Her brother gave her a nudge. Djanali felt the nudge herself. Fredrik, Fredrik, please come in through that door and say something idiotic about Ougadougou. Anything at all, at any time. We'll get married a second later. Buy a house in a mixed-race area. Live here. Move to Upper Volta. Commute to Ougadougou. Come in through that door. Call me on your mobile, you big darling idiot.
"What's it like?" Hannes asked.
"In Burkina Faso? There's a lot of sand." She looked at her untouched hamburger that was starting to go dry on her plate. "I've only been there once, ten years ago."
"Why not more often?"
"Well… I was born here. Here in Gothenburg. I'm Swedish."
"Are there any lions?" asked Magda.
"Not that many. There are more camels than lions."
"Is it a desert?"
"A lot of it is desert."
"Have you heard about the airplane that crashed in the desert?" Hannes asked.
"It's a joke," said Magda.
"No," said Djanali, turning to Hannes.
"Well, the captain sent all the passengers out looking for food," said the boy with a grin the width of his face. "They all survived the crash, of course.
He sent them all out, and they came back saying that they had good news and bad news." He looked at her. "Are you with me?"
"I'm with you."
"'OK,' said the captain, let's hear the bad news first.' 'There's nothing to eat but camel shit,' the passengers told him. 'What about the good news, then?' the captain wondered. And the passengers told him: 'There's lots of it!'"
She laughed.
"Dad told us that one," said Magda.
***
The children went off to do their own thing. She washed up, and the sun was in her eyes, so she pulled down the blinds. In the living room she could hear the faint hum from Hannes's computer, the metallic ghostly voice from some game or other.
She turned to the collection of CDs. Hmm. Fredrik certainly had good taste, she thought, then adjusted that to: has good taste. Has. American singer-songwriters, with a few dashes of alternative country.

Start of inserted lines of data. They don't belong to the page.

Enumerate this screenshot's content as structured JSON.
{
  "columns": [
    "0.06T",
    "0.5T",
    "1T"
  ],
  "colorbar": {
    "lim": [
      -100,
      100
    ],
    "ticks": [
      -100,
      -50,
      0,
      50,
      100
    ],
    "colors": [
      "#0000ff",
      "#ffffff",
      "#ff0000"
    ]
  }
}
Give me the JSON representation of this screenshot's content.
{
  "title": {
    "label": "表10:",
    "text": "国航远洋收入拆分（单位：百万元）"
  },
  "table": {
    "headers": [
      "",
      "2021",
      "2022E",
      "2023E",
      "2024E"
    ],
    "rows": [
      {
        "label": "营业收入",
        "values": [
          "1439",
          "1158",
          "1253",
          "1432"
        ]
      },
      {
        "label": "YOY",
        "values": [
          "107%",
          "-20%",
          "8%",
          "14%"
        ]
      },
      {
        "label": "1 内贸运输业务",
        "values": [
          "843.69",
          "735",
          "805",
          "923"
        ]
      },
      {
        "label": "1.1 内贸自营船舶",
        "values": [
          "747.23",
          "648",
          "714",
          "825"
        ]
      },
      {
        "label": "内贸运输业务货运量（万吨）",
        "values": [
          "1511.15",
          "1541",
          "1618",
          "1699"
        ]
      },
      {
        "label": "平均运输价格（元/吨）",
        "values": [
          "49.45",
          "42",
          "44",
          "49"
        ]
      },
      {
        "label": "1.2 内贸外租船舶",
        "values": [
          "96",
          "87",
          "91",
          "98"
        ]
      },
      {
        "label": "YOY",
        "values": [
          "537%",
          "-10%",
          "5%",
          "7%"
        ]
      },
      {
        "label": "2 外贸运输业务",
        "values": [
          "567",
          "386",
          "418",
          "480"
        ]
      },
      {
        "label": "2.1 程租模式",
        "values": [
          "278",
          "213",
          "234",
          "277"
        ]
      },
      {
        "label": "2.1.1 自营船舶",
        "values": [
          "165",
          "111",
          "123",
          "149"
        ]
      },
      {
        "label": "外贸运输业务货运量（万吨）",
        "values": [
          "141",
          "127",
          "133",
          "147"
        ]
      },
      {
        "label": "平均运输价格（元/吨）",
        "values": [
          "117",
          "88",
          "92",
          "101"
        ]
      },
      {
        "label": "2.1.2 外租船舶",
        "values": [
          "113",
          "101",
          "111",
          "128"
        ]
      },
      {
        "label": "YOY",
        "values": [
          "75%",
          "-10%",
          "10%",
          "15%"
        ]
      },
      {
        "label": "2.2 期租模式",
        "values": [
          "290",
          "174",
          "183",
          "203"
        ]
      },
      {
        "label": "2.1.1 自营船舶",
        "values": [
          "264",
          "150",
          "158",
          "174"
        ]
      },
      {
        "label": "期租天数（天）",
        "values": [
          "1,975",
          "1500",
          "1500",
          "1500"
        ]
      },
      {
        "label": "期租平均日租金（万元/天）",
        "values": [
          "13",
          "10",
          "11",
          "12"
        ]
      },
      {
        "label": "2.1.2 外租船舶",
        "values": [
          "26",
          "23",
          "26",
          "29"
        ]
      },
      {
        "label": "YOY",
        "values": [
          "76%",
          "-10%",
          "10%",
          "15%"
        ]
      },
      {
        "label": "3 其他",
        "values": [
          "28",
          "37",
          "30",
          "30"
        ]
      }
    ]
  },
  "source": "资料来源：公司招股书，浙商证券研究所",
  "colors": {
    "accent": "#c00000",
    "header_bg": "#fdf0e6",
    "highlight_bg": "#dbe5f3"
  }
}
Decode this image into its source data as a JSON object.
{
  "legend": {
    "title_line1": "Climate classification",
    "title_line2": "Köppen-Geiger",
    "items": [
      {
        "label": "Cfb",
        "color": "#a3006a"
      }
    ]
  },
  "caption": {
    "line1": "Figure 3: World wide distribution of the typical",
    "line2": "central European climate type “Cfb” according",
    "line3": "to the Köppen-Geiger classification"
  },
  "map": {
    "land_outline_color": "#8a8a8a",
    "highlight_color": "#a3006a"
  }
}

She sat down with lots of cases in her hand. Outside, the garden was dormant in the afternoon heat. The birds were asleep in the trees. Maybe the children were mercifully asleep as well? The computer in Hannes's room had gone quiet.
She played Buddy Miller-maybe Fredrik would hear it and come bounding in through the verandah door: Who the hell is playing my record, the bastard?
***
Winter had dozed on and off for an hour and a half, and dreamed violent dreams that he forgot when he woke up but which pounded away at his brain like a fever.

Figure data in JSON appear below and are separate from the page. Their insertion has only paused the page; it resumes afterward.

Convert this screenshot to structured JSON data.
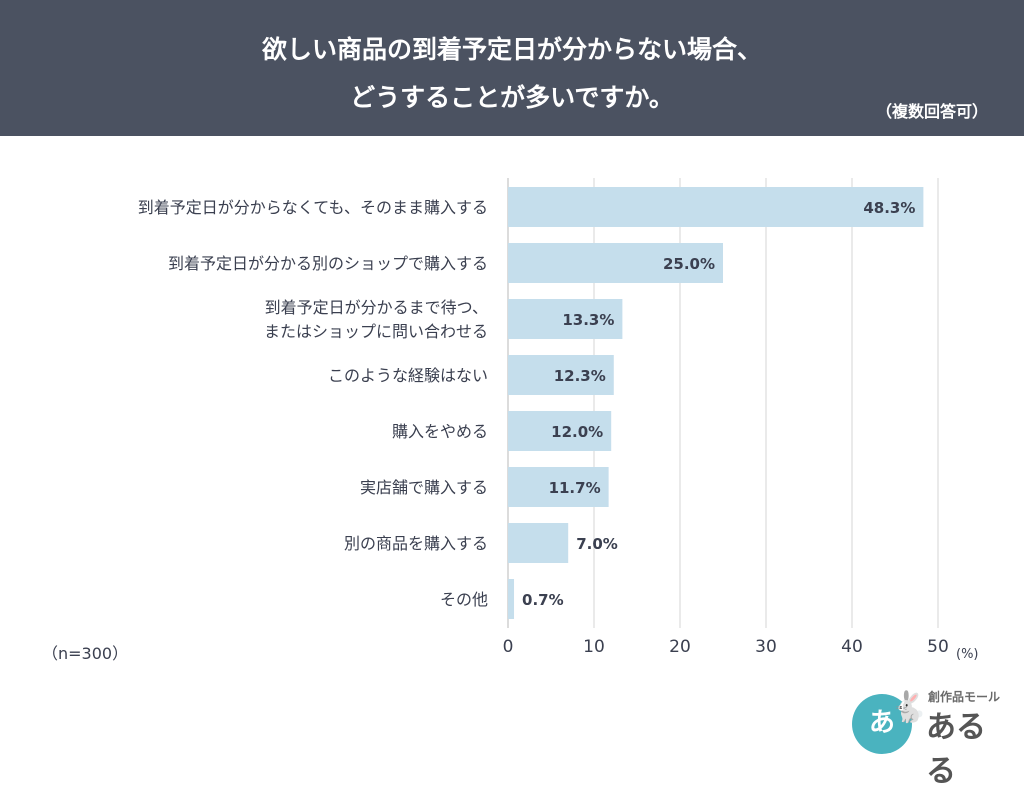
{
  "header": {
    "title_line1": "欲しい商品の到着予定日が分からない場合、",
    "title_line2": "どうすることが多いですか。",
    "subtitle": "（複数回答可）"
  },
  "sample_note": "（n=300）",
  "logo": {
    "circle_text": "あ",
    "small_text": "創作品モール",
    "main_text": "あるる"
  },
  "colors": {
    "bar": "#c5deec",
    "header_bg": "#4b5261",
    "grid": "#d6d6d6"
  },
  "chart_data": {
    "type": "bar",
    "orientation": "horizontal",
    "categories": [
      [
        "到着予定日が分からなくても、そのまま購入する"
      ],
      [
        "到着予定日が分かる別のショップで購入する"
      ],
      [
        "到着予定日が分かるまで待つ、",
        "またはショップに問い合わせる"
      ],
      [
        "このような経験はない"
      ],
      [
        "購入をやめる"
      ],
      [
        "実店舗で購入する"
      ],
      [
        "別の商品を購入する"
      ],
      [
        "その他"
      ]
    ],
    "values": [
      48.3,
      25.0,
      13.3,
      12.3,
      12.0,
      11.7,
      7.0,
      0.7
    ],
    "value_labels": [
      "48.3%",
      "25.0%",
      "13.3%",
      "12.3%",
      "12.0%",
      "11.7%",
      "7.0%",
      "0.7%"
    ],
    "xlim": [
      0,
      50
    ],
    "xticks": [
      0,
      10,
      20,
      30,
      40,
      50
    ],
    "unit_label": "(%)",
    "grid": true
  }
}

Fredrik Halders's face was the first thing he saw even before he'd opened his eyes. When he did, the wall in front of him was empty and piss yellow.
He sat up, rubbed his face hard, and checked the time. He reached out for the telephone on the narrow table in the overnight room and called home.
Angela sounded worried.
"What's happening to you, Erik?"
"Don't worry about me. Fredrik's the one in trouble."
"No news?"
"No. Is Elsa there?"
"She's taking her afternoon nap."
"Like me."
"When are you coming home?"
When this is all over, he thought. It could go quickly now.
"We have a witness we need to talk to."
***
"I have no idea," said Bielke. His face was still austere, carved up by white lines. He hadn't slept. Winter had prevented him from smoking. His lawyer was present, listening and making notes. There would be complaints. Let ' em come. Winter read a few lines on the documents in front of him. "I'm telling you yet again that I haven't seen that police officer," Bielke said.